To be sure, a couple of these senators are slightly more equivocal. A spokesman for Donnelly tells TIME, “The Senator does not currently endorse gay marriage. He is continuing to review the issue.” Carper’s office told TIME on Monday that his views “have evolved and continue to evolve.” A switch of position could be easier for Carper, given that Delaware’s Democratic governor is a same-sex marriage supporter, than for Donnelly, whose home state of Indiana voted for Mitt Romney over Barack Obama by more than 10 points in November and whose Attorney General has authored anti-gay marriage briefs for the cases now before the Supreme Court.

And some gay rights supporters are hopeful that two others–Pennsylvania’s Casey and Florida’s Nelson–might be shaken loose from their opposition to same sex marriage. Casey, a pro-life Catholic, did shift his position on gun control after the Newtown shooting last year, and is now under intense pressure from local gay rights activists. But when contacted by TIME, his office had nothing new to add on the topic.

A more promising potential convert could be Nelson of Florida.

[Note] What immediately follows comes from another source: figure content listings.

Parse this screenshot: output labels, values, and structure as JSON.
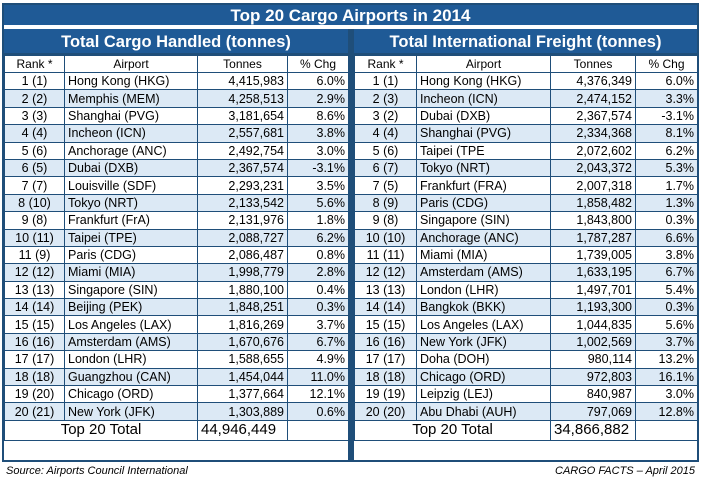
{
  "title": "Top 20 Cargo Airports in 2014",
  "left": {
    "heading": "Total Cargo Handled (tonnes)",
    "columns": [
      "Rank *",
      "Airport",
      "Tonnes",
      "% Chg"
    ],
    "rows": [
      [
        "1 (1)",
        "Hong Kong (HKG)",
        "4,415,983",
        "6.0%"
      ],
      [
        "2 (2)",
        "Memphis (MEM)",
        "4,258,513",
        "2.9%"
      ],
      [
        "3 (3)",
        "Shanghai (PVG)",
        "3,181,654",
        "8.6%"
      ],
      [
        "4 (4)",
        "Incheon (ICN)",
        "2,557,681",
        "3.8%"
      ],
      [
        "5 (6)",
        "Anchorage (ANC)",
        "2,492,754",
        "3.0%"
      ],
      [
        "6 (5)",
        "Dubai (DXB)",
        "2,367,574",
        "-3.1%"
      ],
      [
        "7 (7)",
        "Louisville (SDF)",
        "2,293,231",
        "3.5%"
      ],
      [
        "8 (10)",
        "Tokyo (NRT)",
        "2,133,542",
        "5.6%"
      ],
      [
        "9 (8)",
        "Frankfurt (FrA)",
        "2,131,976",
        "1.8%"
      ],
      [
        "10 (11)",
        "Taipei (TPE)",
        "2,088,727",
        "6.2%"
      ],
      [
        "11 (9)",
        "Paris (CDG)",
        "2,086,487",
        "0.8%"
      ],
      [
        "12 (12)",
        "Miami (MIA)",
        "1,998,779",
        "2.8%"
      ],
      [
        "13 (13)",
        "Singapore (SIN)",
        "1,880,100",
        "0.4%"
      ],
      [
        "14 (14)",
        "Beijing (PEK)",
        "1,848,251",
        "0.3%"
      ],
      [
        "15 (15)",
        "Los Angeles (LAX)",
        "1,816,269",
        "3.7%"
      ],
      [
        "16 (16)",
        "Amsterdam (AMS)",
        "1,670,676",
        "6.7%"
      ],
      [
        "17 (17)",
        "London (LHR)",
        "1,588,655",
        "4.9%"
      ],
      [
        "18 (18)",
        "Guangzhou (CAN)",
        "1,454,044",
        "11.0%"
      ],
      [
        "19 (20)",
        "Chicago (ORD)",
        "1,377,664",
        "12.1%"
      ],
      [
        "20 (21)",
        "New York (JFK)",
        "1,303,889",
        "0.6%"
      ]
    ],
    "total_label": "Top 20 Total",
    "total_value": "44,946,449"
  },
  "right": {
    "heading": "Total International Freight (tonnes)",
    "columns": [
      "Rank *",
      "Airport",
      "Tonnes",
      "% Chg"
    ],
    "rows": [
      [
        "1 (1)",
        "Hong Kong (HKG)",
        "4,376,349",
        "6.0%"
      ],
      [
        "2 (3)",
        "Incheon (ICN)",
        "2,474,152",
        "3.3%"
      ],
      [
        "3 (2)",
        "Dubai (DXB)",
        "2,367,574",
        "-3.1%"
      ],
      [
        "4 (4)",
        "Shanghai (PVG)",
        "2,334,368",
        "8.1%"
      ],
      [
        "5 (6)",
        "Taipei (TPE",
        "2,072,602",
        "6.2%"
      ],
      [
        "6 (7)",
        "Tokyo (NRT)",
        "2,043,372",
        "5.3%"
      ],
      [
        "7 (5)",
        "Frankfurt (FRA)",
        "2,007,318",
        "1.7%"
      ],
      [
        "8 (9)",
        "Paris (CDG)",
        "1,858,482",
        "1.3%"
      ],
      [
        "9 (8)",
        "Singapore (SIN)",
        "1,843,800",
        "0.3%"
      ],
      [
        "10 (10)",
        "Anchorage (ANC)",
        "1,787,287",
        "6.6%"
      ],
      [
        "11 (11)",
        "Miami (MIA)",
        "1,739,005",
        "3.8%"
      ],
      [
        "12 (12)",
        "Amsterdam (AMS)",
        "1,633,195",
        "6.7%"
      ],
      [
        "13 (13)",
        "London (LHR)",
        "1,497,701",
        "5.4%"
      ],
      [
        "14 (14)",
        "Bangkok (BKK)",
        "1,193,300",
        "0.3%"
      ],
      [
        "15 (15)",
        "Los Angeles (LAX)",
        "1,044,835",
        "5.6%"
      ],
      [
        "16 (16)",
        "New York (JFK)",
        "1,002,569",
        "3.7%"
      ],
      [
        "17 (17)",
        "Doha (DOH)",
        "980,114",
        "13.2%"
      ],
      [
        "18 (18)",
        "Chicago (ORD)",
        "972,803",
        "16.1%"
      ],
      [
        "19 (19)",
        "Leipzig (LEJ)",
        "840,987",
        "3.0%"
      ],
      [
        "20 (20)",
        "Abu Dhabi (AUH)",
        "797,069",
        "12.8%"
      ]
    ],
    "total_label": "Top 20 Total",
    "total_value": "34,866,882"
  },
  "footer": {
    "source": "Source: Airports Council International",
    "credit": "CARGO FACTS – April 2015"
  },
  "colors": {
    "header_blue": "#1f5a96",
    "border_blue": "#1f4e79",
    "stripe": "#dce9f5"
  }
}
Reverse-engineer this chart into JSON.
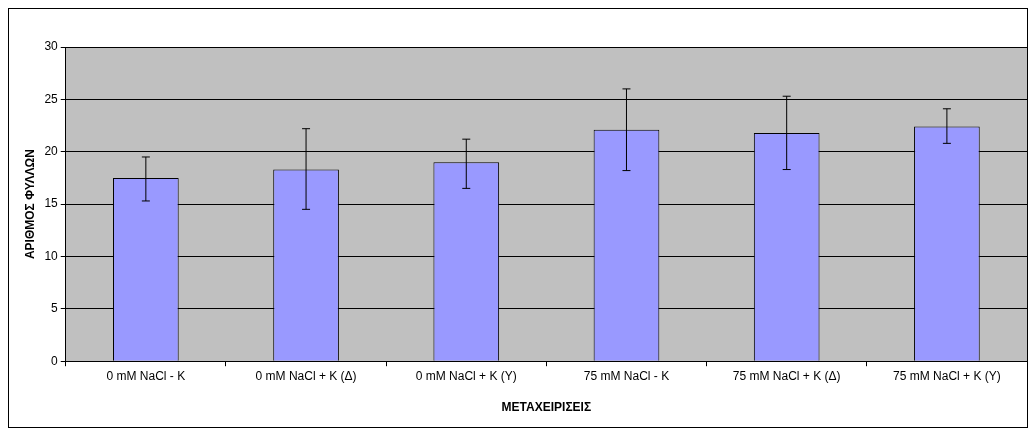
{
  "chart_data": {
    "type": "bar",
    "xlabel": "ΜΕΤΑΧΕΙΡΙΣΕΙΣ",
    "ylabel": "ΑΡΙΘΜΟΣ ΦΥΛΛΩΝ",
    "categories": [
      "0 mM NaCl - K",
      "0 mM NaCl + K (Δ)",
      "0 mM NaCl + K (Υ)",
      "75 mM NaCl - K",
      "75 mM NaCl + K (Δ)",
      "75 mM NaCl + K (Υ)"
    ],
    "values": [
      17.5,
      18.3,
      19.0,
      22.1,
      21.8,
      22.4
    ],
    "errors": [
      [
        15.3,
        19.5
      ],
      [
        14.5,
        22.2
      ],
      [
        16.5,
        21.2
      ],
      [
        18.2,
        26.0
      ],
      [
        18.3,
        25.3
      ],
      [
        20.8,
        24.1
      ]
    ],
    "color": "#9999ff",
    "ylim": [
      0,
      30
    ],
    "yticks": [
      0,
      5,
      10,
      15,
      20,
      25,
      30
    ],
    "grid": "y",
    "legend": false
  }
}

Although Sunshine State voters approved a statewide ban on gay marriage and civil unions four years ago, a PPP survey this month found 75 percent support for allowing at least civil unions in the state, and a September 2012 poll registered a slim majority in favor of legalized gay marriage.

On Monday spokesman Ryan Brown told TIME that Nelson “strongly supports civil rights for same-sex couples, while believing marriage should be between a man and a woman.” He added that the decision might be out of the Senator’s hands, as “the issue will likely be decided by the U.S. Supreme Court before the end of the year.”

(As those Senators make up their minds, House Democrats—some of whose leaders have performed their own marriage flips of late—are charging ahead. The Democratic Congressional Campaign Committee  officially opposes DOMA and has criticized Speaker John Boehner for protecting the bill in federal courts. According to BuzzFeed, the DCCC had its “most successful online campaign ever” after it posted a photo to Facebook endorsing marriage equality received 10 million views.)

There are now 47 Senators who approve of gay marriage, including Republican Rob Portman and Hagan, who yesterday told the Raleigh News & Observer, “It’s time to move forward with this issue.” For now at least, nine of her colleagues disagree.